What is the surface area of the cylinder whose radius is 6 in and the height is 17 in.
Given the cylinder such that the radius of the base is (r) = 6 in
Also, given that the height of the cylinder is (h) = 17 in.
We need to find the surface area of the cylinder.
We know that the surface area of the cylinder is given by the following equation.
SA = 2*area of the base + area of the side.
==> SA = 2*A1 + A2
Let us calculate the area of the base.
We know that the area of the circle = r^2*pi
==> A1 = 36*pi = 113.1 in^2
Now we need to find the area of the sides.
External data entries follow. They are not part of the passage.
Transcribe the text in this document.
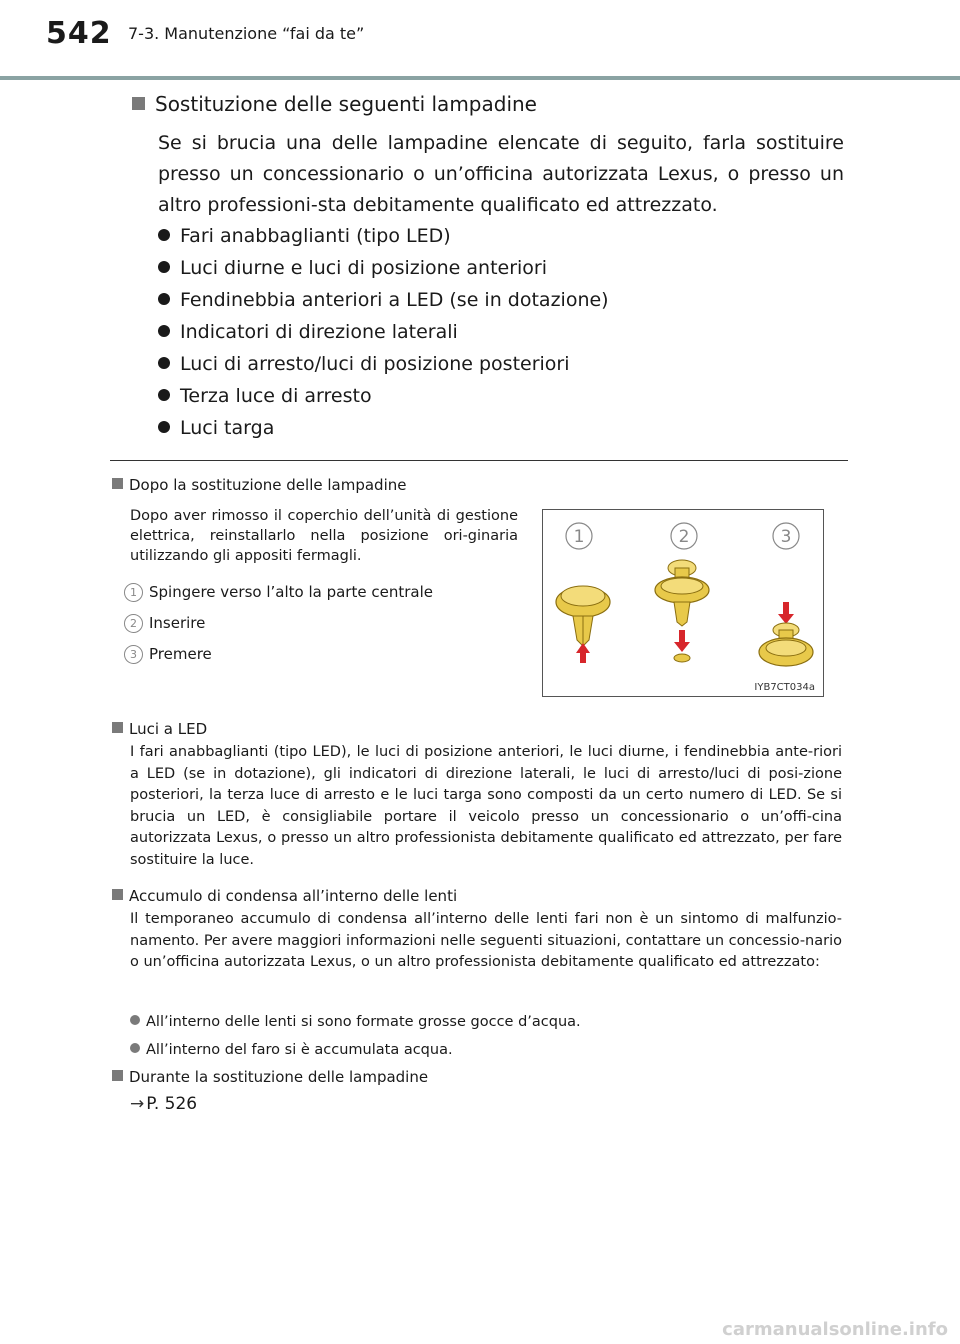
542 7-3. Manutenzione “fai da te”
Sostituzione delle seguenti lampadine
Se si brucia una delle lampadine elencate di seguito, farla sostituire presso un concessionario o un’officina autorizzata Lexus, o presso un altro professioni-sta debitamente qualificato ed attrezzato.
Fari anabbaglianti (tipo LED)
Luci diurne e luci di posizione anteriori
Fendinebbia anteriori a LED (se in dotazione)
Indicatori di direzione laterali
Luci di arresto/luci di posizione posteriori
Terza luce di arresto
Luci targa
Dopo la sostituzione delle lampadine
Dopo aver rimosso il coperchio dell’unità di gestione elettrica, reinstallarlo nella posizione ori-ginaria utilizzando gli appositi fermagli.
1 Spingere verso l’alto la parte centrale
2 Inserire
3 Premere
1	2	3
IYB7CT034a
Luci a LED
I fari anabbaglianti (tipo LED), le luci di posizione anteriori, le luci diurne, i fendinebbia ante-riori a LED (se in dotazione), gli indicatori di direzione laterali, le luci di arresto/luci di posi-zione posteriori, la terza luce di arresto e le luci targa sono composti da un certo numero di LED. Se si brucia un LED, è consigliabile portare il veicolo presso un concessionario o un’offi-cina autorizzata Lexus, o presso un altro professionista debitamente qualificato ed attrezzato, per fare sostituire la luce.
Accumulo di condensa all’interno delle lenti
Il temporaneo accumulo di condensa all’interno delle lenti fari non è un sintomo di malfunzio-namento. Per avere maggiori informazioni nelle seguenti situazioni, contattare un concessio-nario o un’officina autorizzata Lexus, o un altro professionista debitamente qualificato ed attrezzato:
All’interno delle lenti si sono formate grosse gocce d’acqua.
All’interno del faro si è accumulata acqua.
Durante la sostituzione delle lampadine
→ P. 526
carmanualsonline.info
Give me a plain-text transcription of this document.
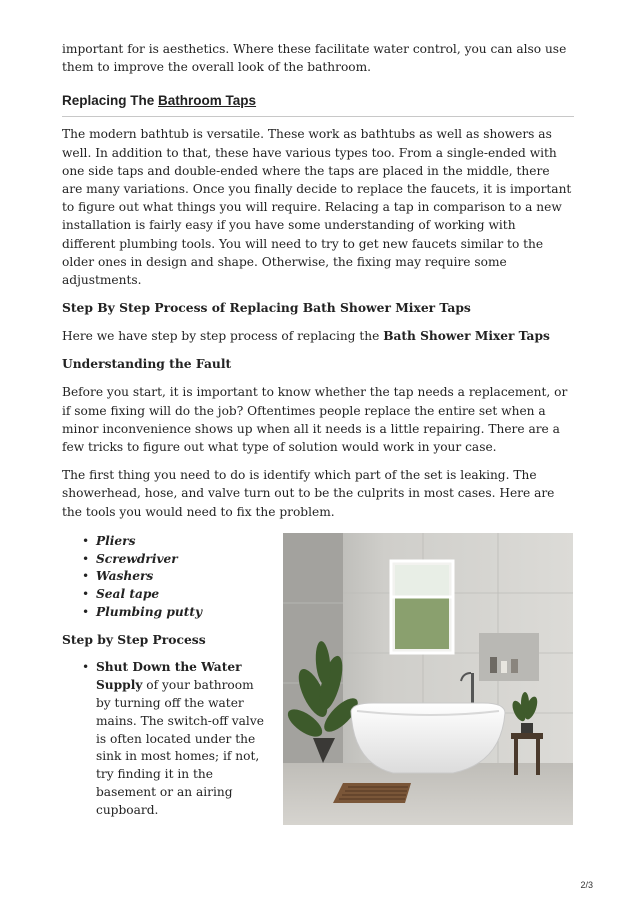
important for is aesthetics. Where these facilitate water control, you can also use them to improve the overall look of the bathroom.

Replacing The Bathroom Taps

The modern bathtub is versatile. These work as bathtubs as well as showers as well. In addition to that, these have various types too. From a single-ended with one side taps and double-ended where the taps are placed in the middle, there are many variations. Once you finally decide to replace the faucets, it is important to figure out what things you will require. Relacing a tap in comparison to a new installation is fairly easy if you have some understanding of working with different plumbing tools. You will need to try to get new faucets similar to the older ones in design and shape. Otherwise, the fixing may require some adjustments.

Step By Step Process of Replacing Bath Shower Mixer Taps

Here we have step by step process of replacing the Bath Shower Mixer Taps

Understanding the Fault

Before you start, it is important to know whether the tap needs a replacement, or if some fixing will do the job? Oftentimes people replace the entire set when a minor inconvenience shows up when all it needs is a little repairing. There are a few tricks to figure out what type of solution would work in your case.

The first thing you need to do is identify which part of the set is leaking. The showerhead, hose, and valve turn out to be the culprits in most cases. Here are the tools you would need to fix the problem.

• Pliers
• Screwdriver
• Washers
• Seal tape
• Plumbing putty
Step by Step Process
• Shut Down the Water Supply of your bathroom by turning off the water mains. The switch-off valve is often located under the sink in most homes; if not, try finding it in the basement or an airing cupboard.
2/3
A2 = circumference of the base * h
= 2*pi*r * h
= 2*6*pi*17 = 204*pi = 640.9 in^2
Now we will substitute into the surface area.
SA = 2*A1 + A2
= 2*113.1 + 640.9
= 226.2 + 640.9 = 867.1 in^2 (approx.)
Then, the surface area of the cylinder is 867.1 in^2
The surface total area A of the cylinder is given by:
A = 2pirh+pir^2 = 2pir(r+h), where r = radius, h = height. 2pirh is the area of the curved surface of the cylinder and 2pir^2 = is the area of the top and and bottom circular surfaces of the cylinder.
We substitute radius r = 6 inches and height h = 17 inches in A = 2pir(r+h) = 2pi*6(6+17) = 12pi*23 = 276pi = 867.08 sq inches.
Therefore the total surface are of the cylinder = A = 867.07 sq in.